The rationale behind the presidents' thought process seems pretty logical; those students who are unable to legally drink are going to alternate means to consume alcohol, and ultimately making reckless decisions. Furthermore, campus administrators cannot educate underclassmen about responsible drinking due to the fact that they would be undermining the law.
The potential bill, titled the Amethyst Initiative, is facing stiff opposition from such groups as Mothers Against Drunk Driving (MADD), and the Centers for Disease Control and Prevention. CDC says that since the legal drinking age has been raised to 21 nationwide, traffic fatalities have continuously gone down, a statistic that MADD uses as their mantra in the fight against this proposition. The supreme court has also passed a bill in which any state that lowers their respective drinking age back down to 18 will get penalized 10 percent of their allotment of federal money toward their transportation department.

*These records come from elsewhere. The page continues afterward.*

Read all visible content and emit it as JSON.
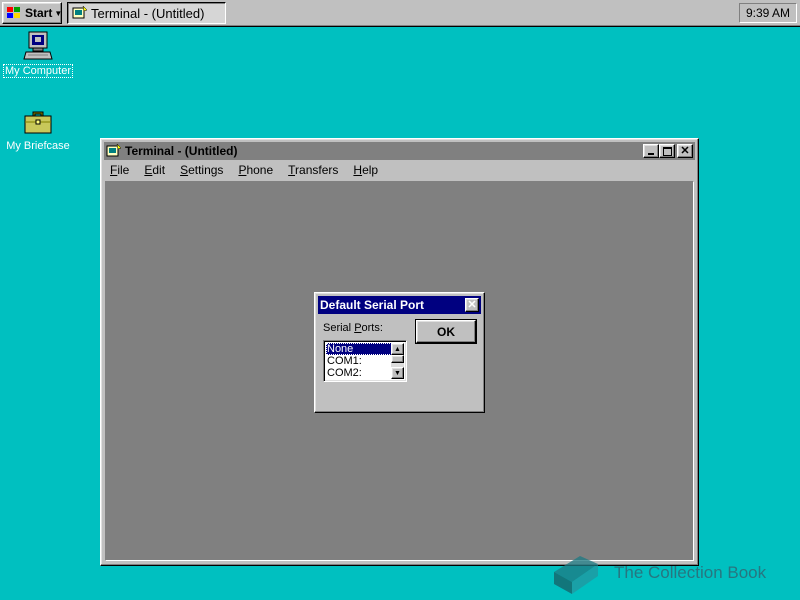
{
  "taskbar": {
    "start_label": "Start",
    "task_label": "Terminal - (Untitled)",
    "clock": "9:39 AM"
  },
  "desktop": {
    "icons": [
      {
        "label": "My Computer",
        "icon": "computer-icon"
      },
      {
        "label": "My Briefcase",
        "icon": "briefcase-icon"
      }
    ]
  },
  "window": {
    "title": "Terminal - (Untitled)",
    "menu": [
      {
        "label": "File",
        "underline": "F",
        "rest": "ile"
      },
      {
        "label": "Edit",
        "underline": "E",
        "rest": "dit"
      },
      {
        "label": "Settings",
        "underline": "S",
        "rest": "ettings"
      },
      {
        "label": "Phone",
        "underline": "P",
        "rest": "hone"
      },
      {
        "label": "Transfers",
        "underline": "T",
        "rest": "ransfers"
      },
      {
        "label": "Help",
        "underline": "H",
        "rest": "elp"
      }
    ]
  },
  "dialog": {
    "title": "Default Serial Port",
    "label_pre": "Serial ",
    "label_u": "P",
    "label_post": "orts:",
    "ok_label": "OK",
    "ports": [
      "None",
      "COM1:",
      "COM2:"
    ],
    "selected_port": "None"
  },
  "watermark": {
    "text": "The Collection Book"
  },
  "colors": {
    "desktop": "#00c0c0",
    "active_title": "#000080",
    "inactive_title": "#808080",
    "face": "#c0c0c0"
  }
}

UT President John Petersen has not sponsored the bill; in fact the only two college presidents on the bill from the state of Tennessee are Sewanee President Joel Cunningham and Rhodes College President Bill Troutt. Many prestigious universities around the country have hopped on board the initiative though, including Duke, Dartmouth, Middlebury College, and Syracuse.
Personally, I think lowering the drinking age is something that should be seriously considered by school officials and politicains alike. The cold reality when it comes to underage drinking is that there is a certain allure to it for teens that have grown up in a sheltered environment, something along the lines of the "forbidden fruit" complex. Students who grew up in an environment with parents who have the mind-set that their children will never drink because they said so, and think that their children will make educated, responsible decisions when they leave home are severely misguide. When a young adult is finally freed from the world of strict rules and has not been adequately educated in responsible decision making, the potential is there for a very rude, unpleasant awakening when he or she starts experimenting in college.
Those who take a hard-lined stance on this issue fail to realize the ease at which alcohol is accessible to underage drinkers. By doing nothing but warning students about the dangers of drinking, and by only giving vague, rare, examples, critics leave the door wide-open for young adults to genuinely desire to see what all of the hype concerning alcohol is about. If parents and school officials acknowledged this curiosity as part of the growing-up process, and gave concrete, educated examples of making good decisions while still allowing teens to enjoy the prime of their youth; young adults would surely think about the decisions they were making in potentially dangerous situations.
Personally, I think lowering the drinking age is something that should be seriously considered by school officials and politicians alike. The excess revenue from more alcohol sales and less resources being used to police underage drinking in restaurants, bars and nightclubs could go toward practical awareness education so that each new generation of young, lively adults could make sound, calculated decisions when they enter the real world.